# Methods and Reproducibility

## Run metadata
- Run timestamp (UTC): `2026-02-11T13:22:16Z`
- Working directory: repository root (relative paths only)
- Environment:
- `python 3.13.2`
- `pandas 2.2.3`
- `numpy 2.3.3`
- `matplotlib 3.10.6`
- `pdftotext 24.02.0`
- Platform: `Linux-6.17.0-14-generic-x86_64-with-glibc2.39`

## Preflight (Phase 0)
### A) Draft PDF detection
- Directory listing found a single PDF in root:
- input draft PDF (selected by filename/size rule)
- Selection rule outcome:
- Filename matched `Crohn` / `Causal Model`, so that root-level draft PDF was selected as `DRAFT_PDF`.

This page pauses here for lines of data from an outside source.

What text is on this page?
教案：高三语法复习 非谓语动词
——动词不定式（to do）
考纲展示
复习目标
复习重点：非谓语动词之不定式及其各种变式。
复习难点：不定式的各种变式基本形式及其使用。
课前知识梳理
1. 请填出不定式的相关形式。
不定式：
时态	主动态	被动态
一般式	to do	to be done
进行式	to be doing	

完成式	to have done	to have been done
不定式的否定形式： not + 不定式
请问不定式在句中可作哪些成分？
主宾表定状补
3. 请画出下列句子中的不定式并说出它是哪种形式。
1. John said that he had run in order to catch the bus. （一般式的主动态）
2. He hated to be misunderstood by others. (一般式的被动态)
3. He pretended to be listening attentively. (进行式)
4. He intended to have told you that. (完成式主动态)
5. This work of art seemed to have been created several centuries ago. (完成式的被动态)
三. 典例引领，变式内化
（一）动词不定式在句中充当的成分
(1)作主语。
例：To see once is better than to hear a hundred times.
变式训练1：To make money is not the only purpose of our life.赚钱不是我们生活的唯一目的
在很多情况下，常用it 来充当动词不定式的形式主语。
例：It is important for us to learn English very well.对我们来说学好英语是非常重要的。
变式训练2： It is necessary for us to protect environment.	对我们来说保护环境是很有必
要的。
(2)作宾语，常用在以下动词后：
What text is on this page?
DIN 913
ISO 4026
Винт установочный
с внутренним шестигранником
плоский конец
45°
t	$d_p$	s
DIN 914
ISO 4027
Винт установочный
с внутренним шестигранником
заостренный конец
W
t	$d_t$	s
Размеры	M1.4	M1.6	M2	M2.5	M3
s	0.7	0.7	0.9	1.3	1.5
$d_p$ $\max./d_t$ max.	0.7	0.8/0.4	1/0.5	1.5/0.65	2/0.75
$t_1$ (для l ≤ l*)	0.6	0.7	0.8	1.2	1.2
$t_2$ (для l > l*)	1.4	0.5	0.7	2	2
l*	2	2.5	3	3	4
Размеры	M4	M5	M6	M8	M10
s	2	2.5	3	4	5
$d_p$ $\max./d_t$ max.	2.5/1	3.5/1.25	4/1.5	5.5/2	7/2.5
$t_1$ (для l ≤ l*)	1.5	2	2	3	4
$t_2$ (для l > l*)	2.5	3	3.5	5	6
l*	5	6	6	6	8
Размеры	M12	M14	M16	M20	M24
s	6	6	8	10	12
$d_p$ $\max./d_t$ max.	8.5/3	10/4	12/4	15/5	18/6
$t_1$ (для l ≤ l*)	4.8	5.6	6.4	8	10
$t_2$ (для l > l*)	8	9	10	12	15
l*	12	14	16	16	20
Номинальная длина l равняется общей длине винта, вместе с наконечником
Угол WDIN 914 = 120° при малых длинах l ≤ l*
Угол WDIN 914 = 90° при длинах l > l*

### B) Full-text extraction
- Extraction command:
```bash
mkdir -p output/tables output/figures/code
pdftotext -layout "$DRAFT_PDF" output/extracted_draft.txt
```
- Output: `output/extracted_draft.txt`

### C) Content map creation
- Generated:
- `output/draft_outline.json`
- `output/draft_sections.json`

## Real-data quantitative execution
### Public dataset downloads (executed)
```bash
wget -O output/data/ti_immune_crohns_normal.h5ad \
  https://datasets.cellxgene.cziscience.com/6cfb8c33-9cfb-4e16-b868-18aff944e55a.h5ad

wget -O output/data/ti_epithelial_crohns_normal.h5ad \
  https://datasets.cellxgene.cziscience.com/b7c3c27c-97c2-4983-97df-1d537d138a43.h5ad

wget -O output/data/ti_stromal_crohns_normal.h5ad \
  https://datasets.cellxgene.cziscience.com/1a640ddc-ea3c-4711-ba8e-07084cc40a88.h5ad
```

### Table generation from real sources (executed)
```bash
python output/figures/code/build_real_data_tables.py
```
- Sources used in script:
- Open Targets Platform GraphQL (`Crohn disease`, `EFO_0000384`)
- STRING API (human, species `9606`)
- CELLxGENE TI Crohn/normal scRNA datasets above

### Figure regeneration (executed)
```bash
python output/figures/code/generate_figures.py
```

### Manuscript format generation (executed)
```bash
python -m pip install pypandoc-binary
python - <<'PY'
from pathlib import Path
import pypandoc
root=Path('output')
src=root/'manuscript.md'
tmp=root/'.manuscript_body.md'
text=src.read_text(encoding='utf-8').splitlines()
if text and text[0].startswith('# '):
    text=text[1:]
    while text and text[0].strip()=='':
        text=text[1:]
tmp.write_text('\\n'.join(text)+'\\n',encoding='utf-8')
common=['--standalone','--from=gfm+raw_html',
        '-M','title=A five-node causal circuit for ileal Crohn\\'s disease',
        '-M','author=Alexander Humphries','-M','date=']
pypandoc.convert_file(str(tmp),'html5',outputfile=str(root/'manuscript.html'),
                      extra_args=common+['--css','manuscript.css'])
pypandoc.convert_file(str(tmp),'latex',outputfile=str(root/'manuscript.tex'),
                      extra_args=common+['-V','geometry:margin=1in','-V','fontsize=11pt','-V','linestretch=1.1'])
PY
google-chrome --headless --disable-gpu --no-pdf-header-footer \
  --print-to-pdf='output/manuscript.pdf' \
  'output/manuscript.html'
```

## Key outputs
- Manuscript: `output/manuscript.md`
- LaTeX: `output/manuscript.tex`
- PDF: `output/manuscript.pdf`
- Tables:
- `output/tables/node_rank_table.csv`
- `output/tables/edge_evidence_scores.csv`
- `output/tables/phenotype_mapping_scores.csv`
- `output/tables/claims_evidence_table.csv`
- Figures:
- `output/figures/fig1_minimal_circuit.png`
- `output/figures/fig2_node_leverage.png`
- `output/figures/fig3_edge_evidence_heatmap.png`
- `output/figures/fig4_phenotype_mapping.png`

## Intermediate reproducibility artifacts
- Open Targets snapshot: `output/data/opentargets_crohns_associated_targets.csv`
- STRING pair scores: `output/data/string_pair_scores.csv`
- Cell-type means: `output/data/crohn_normal_celltype_means.csv`
- Crohn-normal deltas: `output/data/crohn_minus_normal_celltype_deltas.csv`
- Dataset manifest: `output/data/scRNA_dataset_manifest.csv`
- Missing genes list: `output/data/missing_genes_in_scrna.json`

## End-to-end rerun checklist
1. Ensure the three CELLxGENE H5AD files exist in `output/data/`.
2. Run `python output/figures/code/build_real_data_tables.py`.
3. Run `python output/figures/code/generate_figures.py`.
4. Rebuild manuscript assets (`.html`, `.tex`, `.pdf`) after text edits.
5. Sync `zenodo preprint/` and `nature/` packaging folders from updated `output/`.